The stages of relapse

Emotional relapse is the first stage of relapse, with this phase marked by unhealthy feelings and out-of-place emotional responses. Common signs of emotional relapse include sadness, isolation, fear, anger, mood swings, frustration, irritability, and not asking for help. The emotional relapse phase is often completely missed by recovering addicts, many of who are still struggling with the recovery process. This is why it’s so important for people to stay engaged with the treatment process, because therapists can help people to recognize the warning signs before they get out of hand.
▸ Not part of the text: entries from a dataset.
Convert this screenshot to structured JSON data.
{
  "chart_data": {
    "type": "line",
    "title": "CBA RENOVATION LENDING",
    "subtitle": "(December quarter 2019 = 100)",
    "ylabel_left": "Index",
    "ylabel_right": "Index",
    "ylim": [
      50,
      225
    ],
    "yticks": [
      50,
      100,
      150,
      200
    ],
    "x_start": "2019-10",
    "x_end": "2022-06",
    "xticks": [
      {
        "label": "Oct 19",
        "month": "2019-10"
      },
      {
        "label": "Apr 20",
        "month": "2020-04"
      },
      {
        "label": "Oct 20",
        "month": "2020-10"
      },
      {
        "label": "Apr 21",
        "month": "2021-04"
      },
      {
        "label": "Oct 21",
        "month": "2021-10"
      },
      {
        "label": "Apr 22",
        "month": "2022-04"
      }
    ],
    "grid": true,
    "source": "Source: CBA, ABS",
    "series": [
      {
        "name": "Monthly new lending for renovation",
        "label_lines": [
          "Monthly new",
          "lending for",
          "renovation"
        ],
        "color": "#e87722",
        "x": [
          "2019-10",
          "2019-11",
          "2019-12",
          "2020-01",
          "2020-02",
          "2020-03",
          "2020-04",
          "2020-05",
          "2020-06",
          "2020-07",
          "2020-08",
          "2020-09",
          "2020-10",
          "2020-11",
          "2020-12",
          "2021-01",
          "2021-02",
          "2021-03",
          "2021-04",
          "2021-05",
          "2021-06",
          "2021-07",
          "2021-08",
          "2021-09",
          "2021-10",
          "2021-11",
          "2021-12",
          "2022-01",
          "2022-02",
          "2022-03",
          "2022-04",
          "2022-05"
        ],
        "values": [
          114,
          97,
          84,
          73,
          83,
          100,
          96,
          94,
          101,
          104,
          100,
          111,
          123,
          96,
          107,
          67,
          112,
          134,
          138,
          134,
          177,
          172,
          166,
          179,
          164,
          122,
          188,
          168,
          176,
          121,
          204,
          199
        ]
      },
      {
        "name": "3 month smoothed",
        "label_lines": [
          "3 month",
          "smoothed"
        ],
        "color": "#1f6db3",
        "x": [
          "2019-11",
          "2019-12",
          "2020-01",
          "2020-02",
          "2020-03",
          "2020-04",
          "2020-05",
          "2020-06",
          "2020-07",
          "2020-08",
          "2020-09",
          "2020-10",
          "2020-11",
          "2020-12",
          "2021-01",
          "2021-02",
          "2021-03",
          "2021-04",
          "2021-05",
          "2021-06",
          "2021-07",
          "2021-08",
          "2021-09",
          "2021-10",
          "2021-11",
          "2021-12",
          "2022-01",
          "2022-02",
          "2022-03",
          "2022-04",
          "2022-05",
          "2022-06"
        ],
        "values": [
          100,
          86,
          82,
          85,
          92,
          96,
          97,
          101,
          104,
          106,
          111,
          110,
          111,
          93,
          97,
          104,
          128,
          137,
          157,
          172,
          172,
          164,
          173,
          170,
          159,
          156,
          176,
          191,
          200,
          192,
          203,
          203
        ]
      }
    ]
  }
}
Mental relapse is the next phase, with common signs including contradictory thought patterns, drug cravings, drug fantasies, and making plans for a physical relapse event. While patients may not want to start using drugs again during this phase, they are often confused and don’t know which way to turn. Unless the signs of emotional and mental relapse are dealt with properly, a physical relapse event is highly likely.


Mindfulness and meditation

Mindfulness plays an important role during relapse prevention regimes, with patients only able to change problematic behavior patterns if they are aware of them first. While mindfulness is often associated with eastern religions such as Buddhism and Taoism, it simply refers to the art of paying attention. By paying attention to your sensations, feelings, and thoughts as they arise, you can learn to recognize potential triggers and avoid high risk situations before they develop. There are a number of things that can trigger a relapse event, with recovering addicts needing to stay on their toes if they want to stay clean and sober. Potential triggers include anger, frustration, isolation, tiredness, location proximity, social proximity and many more. Meditation practice is a great way to develop mindfulness techniques, with patients then able to carry these lessons into everyday life. Mindfulness and meditation systems have been incorporated into many rehab centers, with programs also available through independent operators. If you or anyone you know in Idaho needs help to overcome a drug addiction, it’s important to seek professional help as soon as you can.